I would send the letter to the last known address and get a post office box. That allows her to respond without having to know any personal information.
I would definitely send the letter and pics with the explanation about the adoption agency. I like the idea of a post office box for your contact. I would, however, include a return address (home or P.O. box) in case her father has moved or is no longer at that address. If you get the letter back, you know that unfortunately that address is no longer valid. But by sending the letter, you leave it up to her about whether she still wants contact or not.
Send the letter! Absolutely. Also, just because birth grandpa had a hard time with the adoption when the baby was born, doesn’t mean he’s against it now. You might be able to have a relationship with him, and that could very well benefit your child.
Send the letter. You have no guarantee of how things will turn out, but if you do nothing, you will risk losing the known form of contact you have now. We have been through this with both of our kids and it has been a rollercoaster.

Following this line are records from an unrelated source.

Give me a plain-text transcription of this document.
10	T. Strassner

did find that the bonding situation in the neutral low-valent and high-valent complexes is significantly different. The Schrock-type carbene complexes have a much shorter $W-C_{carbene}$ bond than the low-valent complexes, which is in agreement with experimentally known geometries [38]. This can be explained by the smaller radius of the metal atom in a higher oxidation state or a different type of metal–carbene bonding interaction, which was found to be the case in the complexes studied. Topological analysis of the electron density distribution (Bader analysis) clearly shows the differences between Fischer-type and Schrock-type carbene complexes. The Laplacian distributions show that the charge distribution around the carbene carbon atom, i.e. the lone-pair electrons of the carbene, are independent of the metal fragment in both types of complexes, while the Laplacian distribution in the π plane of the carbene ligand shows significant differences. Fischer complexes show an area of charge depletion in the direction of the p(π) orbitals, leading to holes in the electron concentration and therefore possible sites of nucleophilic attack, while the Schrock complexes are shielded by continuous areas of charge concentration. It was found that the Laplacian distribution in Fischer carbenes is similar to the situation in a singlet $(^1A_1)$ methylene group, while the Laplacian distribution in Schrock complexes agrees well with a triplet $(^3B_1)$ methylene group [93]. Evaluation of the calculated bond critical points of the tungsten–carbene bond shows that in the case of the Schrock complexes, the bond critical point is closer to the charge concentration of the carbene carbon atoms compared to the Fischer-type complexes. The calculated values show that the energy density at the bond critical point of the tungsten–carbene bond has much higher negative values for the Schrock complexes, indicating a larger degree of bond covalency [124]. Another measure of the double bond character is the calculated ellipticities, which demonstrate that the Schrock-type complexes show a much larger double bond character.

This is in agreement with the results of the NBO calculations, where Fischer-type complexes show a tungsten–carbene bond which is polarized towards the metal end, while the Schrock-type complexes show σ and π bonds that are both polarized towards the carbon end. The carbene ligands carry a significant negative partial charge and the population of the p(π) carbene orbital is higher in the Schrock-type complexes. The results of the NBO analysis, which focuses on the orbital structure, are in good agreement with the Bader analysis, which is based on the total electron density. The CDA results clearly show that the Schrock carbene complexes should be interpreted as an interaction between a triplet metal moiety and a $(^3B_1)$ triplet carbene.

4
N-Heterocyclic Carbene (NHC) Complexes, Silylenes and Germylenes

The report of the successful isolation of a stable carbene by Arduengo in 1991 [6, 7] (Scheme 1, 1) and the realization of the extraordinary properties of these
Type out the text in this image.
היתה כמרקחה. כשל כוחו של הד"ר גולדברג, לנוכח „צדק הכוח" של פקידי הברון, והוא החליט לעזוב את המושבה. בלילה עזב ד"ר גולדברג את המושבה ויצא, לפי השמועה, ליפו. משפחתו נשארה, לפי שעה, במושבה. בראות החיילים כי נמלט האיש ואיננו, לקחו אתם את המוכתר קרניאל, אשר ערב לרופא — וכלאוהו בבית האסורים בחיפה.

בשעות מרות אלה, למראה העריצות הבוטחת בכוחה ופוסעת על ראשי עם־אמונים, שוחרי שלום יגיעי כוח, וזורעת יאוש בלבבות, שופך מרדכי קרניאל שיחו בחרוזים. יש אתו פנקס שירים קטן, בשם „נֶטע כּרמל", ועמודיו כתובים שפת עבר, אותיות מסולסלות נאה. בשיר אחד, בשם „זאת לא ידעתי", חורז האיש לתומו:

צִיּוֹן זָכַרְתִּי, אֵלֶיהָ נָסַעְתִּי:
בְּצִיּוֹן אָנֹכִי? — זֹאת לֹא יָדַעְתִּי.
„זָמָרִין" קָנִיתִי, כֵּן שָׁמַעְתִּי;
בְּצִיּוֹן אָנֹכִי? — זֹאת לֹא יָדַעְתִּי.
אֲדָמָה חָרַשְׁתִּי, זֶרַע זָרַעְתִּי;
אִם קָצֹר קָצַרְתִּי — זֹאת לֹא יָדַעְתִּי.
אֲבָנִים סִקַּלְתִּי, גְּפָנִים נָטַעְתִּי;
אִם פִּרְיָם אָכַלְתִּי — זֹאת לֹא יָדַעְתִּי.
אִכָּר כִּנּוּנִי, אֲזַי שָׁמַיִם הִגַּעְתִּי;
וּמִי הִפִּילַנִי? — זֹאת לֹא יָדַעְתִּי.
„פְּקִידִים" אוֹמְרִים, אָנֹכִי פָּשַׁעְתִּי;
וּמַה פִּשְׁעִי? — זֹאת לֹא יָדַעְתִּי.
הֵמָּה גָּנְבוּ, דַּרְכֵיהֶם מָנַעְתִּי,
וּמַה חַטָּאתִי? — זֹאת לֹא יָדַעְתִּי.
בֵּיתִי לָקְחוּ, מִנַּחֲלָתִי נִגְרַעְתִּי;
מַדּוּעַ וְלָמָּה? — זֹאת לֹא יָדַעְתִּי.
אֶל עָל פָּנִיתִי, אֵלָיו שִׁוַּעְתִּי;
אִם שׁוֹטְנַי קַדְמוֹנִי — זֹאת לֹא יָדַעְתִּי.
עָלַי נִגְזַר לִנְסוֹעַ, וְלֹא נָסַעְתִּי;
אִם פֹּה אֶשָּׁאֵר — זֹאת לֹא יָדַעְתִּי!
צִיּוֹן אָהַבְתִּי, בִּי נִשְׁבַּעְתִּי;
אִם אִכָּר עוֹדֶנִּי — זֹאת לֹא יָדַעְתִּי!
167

Thanks ladies for the advice! It definately helps to have a group that understands what we are going throught. Wish I would have found this group 5 years ago with our first adoption. We really wanted to write the letter also. I guess we were just scared of causing her to grieve and hurt again if she didn’t want to be contacted. But we will never know until we try, and for the sake of our daughter I definately think we should take a chance. And I never thought about a P.O. Box-definately think we will into that, at least at first.
Hi! I think it’s a good idea too to write the letter and send it to your child’s birth grandfather’s house for his daughter, that way you are trying to honor the commitment that you made to your child’s birthmother to write/share pictures once a year with her. It also gives her the chance to let you know about what type/level of contact she would like at this point. I hope it goes well, and that she contacts you back soon.